Pourtant, la tectonique des groupes avait rapproché les Écologistes et citoyens de Dijon c'est capitale. En début de conseil municipal, les écologistes avaient découvert qu'ils occupaient une rangée contiguë à celles de la majorité tandis que le groupe Agir ensemble pour Dijon, pourtant supérieur en nombre, se retrouvait en fond de salle.

Le rapport sur le budget supplémentaire a été adopté par la seule majorité tandis que les Écologistes et citoyens s'abstenaient effectivement et qu'Agir ensemble pour Dijon votait contre.

Les Écologistes et citoyens s'opposent


C'est un rapport a priori consensuel qui allait aussi faire des vagues. Un rapport dans l'air du post-confinement que même Agir ensemble pour Dijon a approuvé. Mais pas les Écologistes et citoyens. En septembre 2019, le projet métropolitain intitulé «Dijon territoire modèle du système alimentaire durable 2030» avait été labellisé Territoire d'innovation de grande ambition (TIGA) par l’État et avait été doté d'un budget de 46 millions d'euros. En décembre 2019, Dijon Métropole a sollicité auprès de la Caisse des Dépôts 3 millions d'euros au titre des Projets d'Investissement d'Avenir (PIA3).

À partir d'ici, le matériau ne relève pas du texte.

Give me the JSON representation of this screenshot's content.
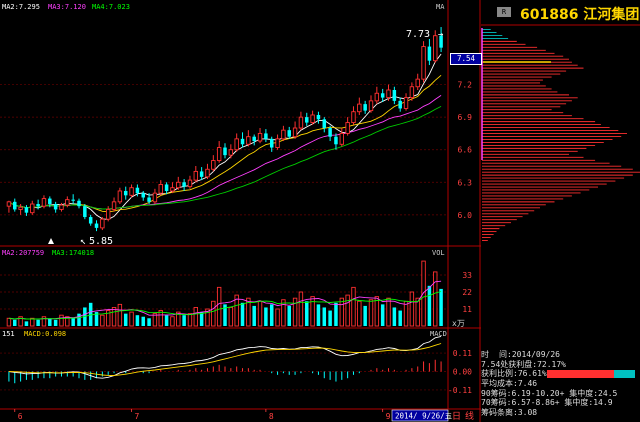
{
  "chart_data": {
    "type": "candlestick",
    "price_panel": {
      "indicators": [
        {
          "label": "MA2:7.295",
          "color": "#ffffff"
        },
        {
          "label": "MA3:7.120",
          "color": "#ff40ff"
        },
        {
          "label": "MA4:7.023",
          "color": "#00ff00"
        }
      ],
      "right_tag": "MA",
      "high_marker": "7.73",
      "low_marker": "5.85",
      "current_price_tag": "7.54",
      "yaxis_ticks": [
        "7.2",
        "6.9",
        "6.6",
        "6.3",
        "6.0"
      ],
      "ylim": [
        5.75,
        7.85
      ],
      "candles": [
        [
          6.08,
          6.12,
          6.02,
          6.13
        ],
        [
          6.12,
          6.05,
          6.03,
          6.15
        ],
        [
          6.05,
          6.07,
          6.0,
          6.1
        ],
        [
          6.07,
          6.02,
          5.99,
          6.09
        ],
        [
          6.02,
          6.1,
          6.0,
          6.13
        ],
        [
          6.1,
          6.08,
          6.05,
          6.14
        ],
        [
          6.08,
          6.15,
          6.06,
          6.18
        ],
        [
          6.15,
          6.1,
          6.07,
          6.17
        ],
        [
          6.1,
          6.05,
          6.02,
          6.12
        ],
        [
          6.05,
          6.09,
          6.03,
          6.11
        ],
        [
          6.09,
          6.14,
          6.07,
          6.17
        ],
        [
          6.14,
          6.13,
          6.1,
          6.19
        ],
        [
          6.13,
          6.08,
          6.06,
          6.15
        ],
        [
          6.08,
          5.98,
          5.96,
          6.1
        ],
        [
          5.98,
          5.92,
          5.9,
          6.0
        ],
        [
          5.92,
          5.88,
          5.85,
          5.95
        ],
        [
          5.88,
          5.96,
          5.86,
          5.98
        ],
        [
          5.96,
          6.05,
          5.94,
          6.08
        ],
        [
          6.05,
          6.12,
          6.03,
          6.16
        ],
        [
          6.12,
          6.22,
          6.1,
          6.25
        ],
        [
          6.22,
          6.18,
          6.14,
          6.26
        ],
        [
          6.18,
          6.25,
          6.16,
          6.28
        ],
        [
          6.25,
          6.2,
          6.17,
          6.28
        ],
        [
          6.2,
          6.16,
          6.13,
          6.22
        ],
        [
          6.16,
          6.12,
          6.1,
          6.2
        ],
        [
          6.12,
          6.2,
          6.1,
          6.24
        ],
        [
          6.2,
          6.28,
          6.18,
          6.32
        ],
        [
          6.28,
          6.22,
          6.19,
          6.3
        ],
        [
          6.22,
          6.25,
          6.2,
          6.3
        ],
        [
          6.25,
          6.3,
          6.23,
          6.35
        ],
        [
          6.3,
          6.26,
          6.22,
          6.33
        ],
        [
          6.26,
          6.32,
          6.24,
          6.36
        ],
        [
          6.32,
          6.4,
          6.3,
          6.45
        ],
        [
          6.4,
          6.35,
          6.32,
          6.44
        ],
        [
          6.35,
          6.42,
          6.33,
          6.47
        ],
        [
          6.42,
          6.5,
          6.4,
          6.55
        ],
        [
          6.5,
          6.62,
          6.48,
          6.68
        ],
        [
          6.62,
          6.55,
          6.52,
          6.66
        ],
        [
          6.55,
          6.6,
          6.52,
          6.65
        ],
        [
          6.6,
          6.7,
          6.58,
          6.75
        ],
        [
          6.7,
          6.65,
          6.62,
          6.76
        ],
        [
          6.65,
          6.72,
          6.63,
          6.78
        ],
        [
          6.72,
          6.68,
          6.64,
          6.74
        ],
        [
          6.68,
          6.75,
          6.66,
          6.8
        ],
        [
          6.75,
          6.7,
          6.67,
          6.79
        ],
        [
          6.7,
          6.62,
          6.58,
          6.72
        ],
        [
          6.62,
          6.7,
          6.6,
          6.74
        ],
        [
          6.7,
          6.78,
          6.68,
          6.82
        ],
        [
          6.78,
          6.72,
          6.7,
          6.81
        ],
        [
          6.72,
          6.8,
          6.7,
          6.86
        ],
        [
          6.8,
          6.9,
          6.78,
          6.95
        ],
        [
          6.9,
          6.85,
          6.82,
          6.94
        ],
        [
          6.85,
          6.92,
          6.83,
          6.96
        ],
        [
          6.92,
          6.88,
          6.84,
          6.95
        ],
        [
          6.88,
          6.8,
          6.76,
          6.9
        ],
        [
          6.8,
          6.72,
          6.68,
          6.82
        ],
        [
          6.72,
          6.65,
          6.6,
          6.75
        ],
        [
          6.65,
          6.75,
          6.63,
          6.8
        ],
        [
          6.75,
          6.85,
          6.73,
          6.9
        ],
        [
          6.85,
          6.95,
          6.83,
          7.0
        ],
        [
          6.95,
          7.02,
          6.92,
          7.08
        ],
        [
          7.02,
          6.96,
          6.93,
          7.05
        ],
        [
          6.96,
          7.05,
          6.94,
          7.1
        ],
        [
          7.05,
          7.12,
          7.02,
          7.18
        ],
        [
          7.12,
          7.08,
          7.04,
          7.16
        ],
        [
          7.08,
          7.15,
          7.05,
          7.2
        ],
        [
          7.15,
          7.05,
          7.02,
          7.18
        ],
        [
          7.05,
          6.98,
          6.95,
          7.08
        ],
        [
          6.98,
          7.08,
          6.96,
          7.12
        ],
        [
          7.08,
          7.18,
          7.05,
          7.22
        ],
        [
          7.18,
          7.25,
          7.15,
          7.3
        ],
        [
          7.25,
          7.55,
          7.22,
          7.6
        ],
        [
          7.55,
          7.42,
          7.38,
          7.62
        ],
        [
          7.42,
          7.65,
          7.4,
          7.7
        ],
        [
          7.65,
          7.54,
          7.5,
          7.73
        ]
      ]
    },
    "volume_panel": {
      "indicators": [
        {
          "label": "MA2:207759",
          "color": "#ff40ff"
        },
        {
          "label": "MA3:174018",
          "color": "#00ff00"
        }
      ],
      "right_tag": "VOL",
      "yaxis_ticks": [
        "33",
        "22",
        "11"
      ],
      "unit": "x万",
      "ylim": [
        0,
        44
      ],
      "values": [
        5,
        4,
        6,
        3,
        5,
        4,
        6,
        5,
        4,
        7,
        6,
        5,
        8,
        12,
        15,
        9,
        7,
        10,
        12,
        14,
        8,
        9,
        7,
        6,
        5,
        8,
        10,
        7,
        6,
        9,
        7,
        8,
        12,
        9,
        11,
        16,
        25,
        14,
        12,
        20,
        15,
        18,
        13,
        16,
        12,
        14,
        11,
        17,
        13,
        18,
        22,
        16,
        19,
        14,
        12,
        10,
        15,
        18,
        20,
        25,
        16,
        13,
        17,
        19,
        14,
        18,
        12,
        10,
        16,
        22,
        18,
        42,
        26,
        35,
        24
      ]
    },
    "macd_panel": {
      "indicators": [
        {
          "label": "151",
          "color": "#ffffff"
        },
        {
          "label": "MACD:0.098",
          "color": "#ffd700"
        }
      ],
      "right_tag": "MACD",
      "yaxis_ticks": [
        "0.11",
        "0.00",
        "-0.11"
      ],
      "ylim": [
        -0.2,
        0.2
      ],
      "hist": [
        -0.06,
        -0.07,
        -0.06,
        -0.05,
        -0.05,
        -0.04,
        -0.04,
        -0.04,
        -0.03,
        -0.03,
        -0.03,
        -0.03,
        -0.04,
        -0.05,
        -0.05,
        -0.04,
        -0.03,
        -0.02,
        -0.01,
        0.0,
        -0.01,
        0.0,
        0.0,
        -0.01,
        -0.01,
        0.0,
        0.01,
        0.0,
        0.0,
        0.01,
        0.0,
        0.01,
        0.02,
        0.01,
        0.02,
        0.03,
        0.04,
        0.03,
        0.02,
        0.03,
        0.02,
        0.02,
        0.01,
        0.01,
        0.0,
        -0.01,
        -0.02,
        -0.01,
        -0.02,
        -0.02,
        -0.01,
        0.0,
        -0.01,
        -0.02,
        -0.04,
        -0.05,
        -0.06,
        -0.05,
        -0.04,
        -0.02,
        -0.01,
        0.0,
        0.01,
        0.02,
        0.01,
        0.02,
        0.01,
        0.0,
        0.01,
        0.02,
        0.03,
        0.06,
        0.05,
        0.07,
        0.06
      ]
    },
    "x_ticks": [
      {
        "label": "6",
        "i": 1
      },
      {
        "label": "7",
        "i": 21
      },
      {
        "label": "8",
        "i": 44
      },
      {
        "label": "9",
        "i": 64
      }
    ],
    "date_box": "2014/ 9/26/五",
    "bottom_tabs": [
      "日",
      "线"
    ]
  },
  "sidebar": {
    "badge": "R",
    "code": "601886",
    "name": "江河集团",
    "profile_ticks": [
      "7.2",
      "6.9",
      "6.6",
      "6.3",
      "6.0"
    ],
    "profile_bars": [
      6,
      10,
      14,
      18,
      24,
      30,
      38,
      44,
      50,
      56,
      60,
      62,
      66,
      70,
      58,
      54,
      48,
      42,
      40,
      44,
      48,
      52,
      60,
      66,
      62,
      58,
      54,
      48,
      56,
      62,
      70,
      78,
      82,
      88,
      94,
      100,
      96,
      90,
      84,
      78,
      72,
      66,
      60,
      70,
      78,
      88,
      96,
      104,
      110,
      104,
      98,
      92,
      86,
      80,
      74,
      68,
      62,
      56,
      50,
      44,
      40,
      36,
      32,
      28,
      24,
      20,
      16,
      12,
      10,
      8,
      6,
      4
    ],
    "stats": {
      "time_label": "时",
      "time_value": "间:2014/09/26",
      "profit_label": "7.54处获利盘:72.17%",
      "ratio_label": "获利比例:76.61%",
      "avg_cost": "平均成本:7.46",
      "c90": "90筹码:6.19-10.20+ 集中度:24.5",
      "c70": "70筹码:6.57-8.86+ 集中度:14.9",
      "chip_ratio": "筹码条离:3.08"
    }
  }
}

Alors directeur de recherche à l'INRA, Philippe Lemanceau avait été nommé directeur scientifique du projet. Aujourd'hui, Philippe Lemanceau est conseiller municipal dans la majorité et sera sans doute un des vice-présidents de Dijon Métropole. «La science a du bon» a lancé François Rebsamen durant les débats, signe que le nouvel élu sera posé en distingo de l'attitude d'écologistes parfois vus comme péchant en matière de scientificité.

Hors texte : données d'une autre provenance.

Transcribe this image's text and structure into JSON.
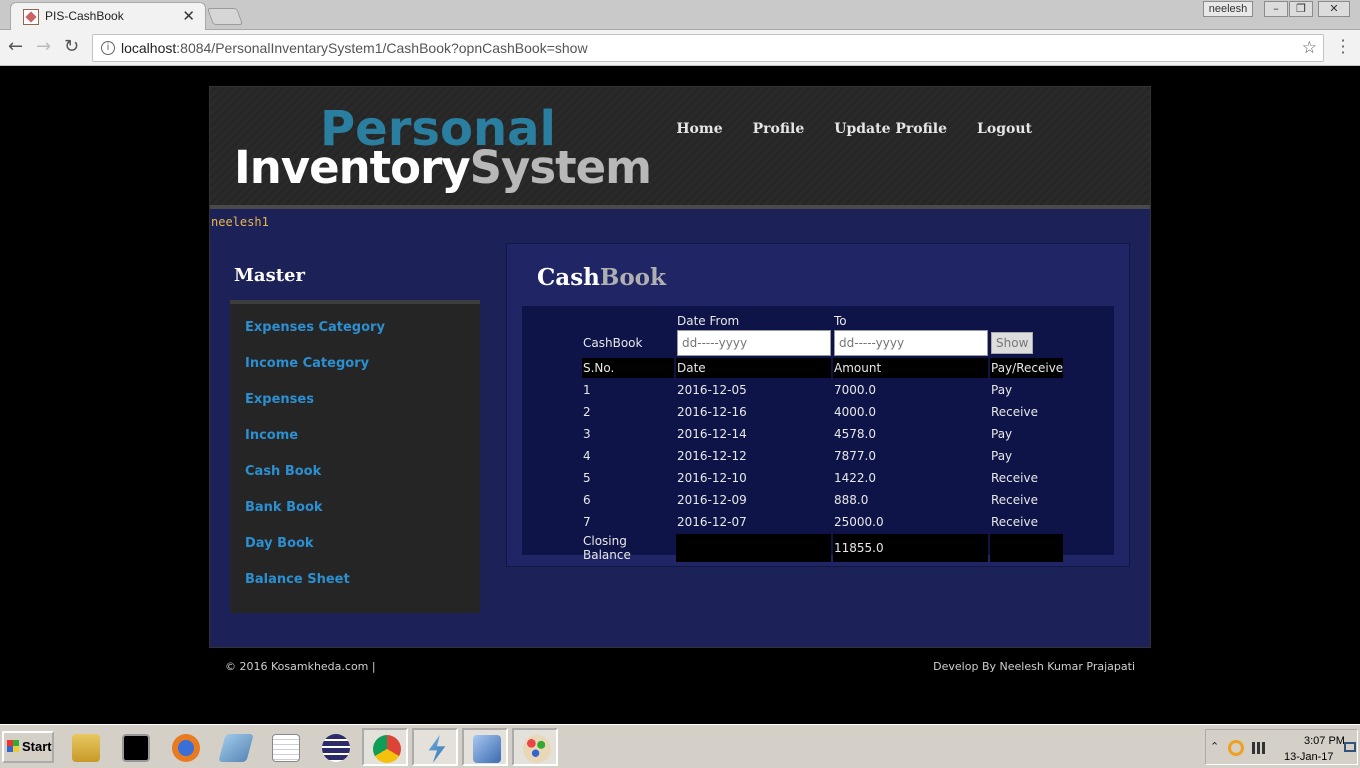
{
  "browser": {
    "tab_title": "PIS-CashBook",
    "tab_close": "✕",
    "user_chip": "neelesh",
    "url_host": "localhost",
    "url_rest": ":8084/PersonalInventarySystem1/CashBook?opnCashBook=show",
    "win_min": "–",
    "win_max": "❐",
    "win_close": "✕"
  },
  "header": {
    "logo_top": "Personal",
    "logo_inventory": "Inventory",
    "logo_system": "System",
    "nav": [
      "Home",
      "Profile",
      "Update Profile",
      "Logout"
    ]
  },
  "username": "neelesh1",
  "sidebar": {
    "title": "Master",
    "items": [
      "Expenses Category",
      "Income Category",
      "Expenses",
      "Income",
      "Cash Book",
      "Bank Book",
      "Day Book",
      "Balance Sheet"
    ]
  },
  "content": {
    "title_cash": "Cash",
    "title_book": "Book",
    "label_date_from": "Date From",
    "label_to": "To",
    "label_cashbook": "CashBook",
    "date_from_placeholder": "dd-----yyyy",
    "date_to_placeholder": "dd-----yyyy",
    "show_button": "Show",
    "columns": [
      "S.No.",
      "Date",
      "Amount",
      "Pay/Receive"
    ],
    "rows": [
      [
        "1",
        "2016-12-05",
        "7000.0",
        "Pay"
      ],
      [
        "2",
        "2016-12-16",
        "4000.0",
        "Receive"
      ],
      [
        "3",
        "2016-12-14",
        "4578.0",
        "Pay"
      ],
      [
        "4",
        "2016-12-12",
        "7877.0",
        "Pay"
      ],
      [
        "5",
        "2016-12-10",
        "1422.0",
        "Receive"
      ],
      [
        "6",
        "2016-12-09",
        "888.0",
        "Receive"
      ],
      [
        "7",
        "2016-12-07",
        "25000.0",
        "Receive"
      ]
    ],
    "closing_label": "Closing Balance",
    "closing_value": "11855.0"
  },
  "footer": {
    "left": "© 2016 Kosamkheda.com |",
    "right": "Develop By Neelesh Kumar Prajapati"
  },
  "taskbar": {
    "start": "Start",
    "time": "3:07 PM",
    "date": "13-Jan-17",
    "apps": [
      "file-explorer",
      "command-prompt",
      "firefox",
      "eraser",
      "notepad",
      "eclipse",
      "chrome",
      "bolt",
      "virtualbox",
      "paint"
    ]
  },
  "colors": {
    "page_bg": "#000000",
    "site_bg": "#1c2258",
    "link_blue": "#2b8fd0",
    "logo_blue": "#2a7fa0",
    "username_gold": "#e8b84a"
  }
}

Le rapport numéro 9 indique que Dijon Métropole va reverser à la Ville de Dijon, la somme de 40.698 euros attribuée par le PIA3, pour lui permettre de réaliser l'action n°13 du projet Alimentation durable 2030. L'action « Aliments sains pour tous » prévoit une distribution de coupons alimentaires ciblés.

Les élus Écologistes et citoyens  n'ont pas entendu prononcé un mot-clé marqueur d'une identité écologiste : agriculture biologique. Patrice Chateau, celui qui a défendu l'intégration de produits bio dans la restauration scolaire durant la mandature précédente, se charge de souligner cette lacune.

Le membre d'Europe Écologie Les Verts regrette aussi le faible montant de la subvention : «même si cette aide est toujours opportune, elle ne résoudra pas les difficultés d'accès des familles les plus modestes à une alimentation saine, de saison, issue de la production de fermes biologiques locales comme on pourrait l'imaginer, et comme l'expérience récente de la Covid-19 devrait nous y conduire».

De plus, la nature très high-tech des partenaire du projet d'alimentation durable le fait tiquer : «en matière agricole, c’est d’agronomie, de savoirs-faire dont nous avons besoin». Et d'annoncer un vote contre. Le premier vote d'opposition des écologistes depuis l'alliance de 2001. Une alliance dissoute à l'occasion des élections municipales 2020. «C'est quand même étonnant» lâche alors sobrement François Rebsamen.

Vote défavorable à la convention avec la chambre d'agriculture


Le maire ne sera pas au bout de ses surprises. Lors du rapport sur les subventions, Stéphanie Modde réagit à la convention de la Ville avec la chambre départementale d'agriculture en demandant «d'intégrer le développement de l'agriculture biologique». Le maire décide d'individualiser le vote sur cette convention et les écologistes de voter contre encore une fois.

Alors que François Rebsamen avait dit et redit conserver une main tendue en direction de ses anciens alliés, ceux-ci montrent ainsi qu'ils ne semblent pas prêts à la saisir dans la situation actuelle.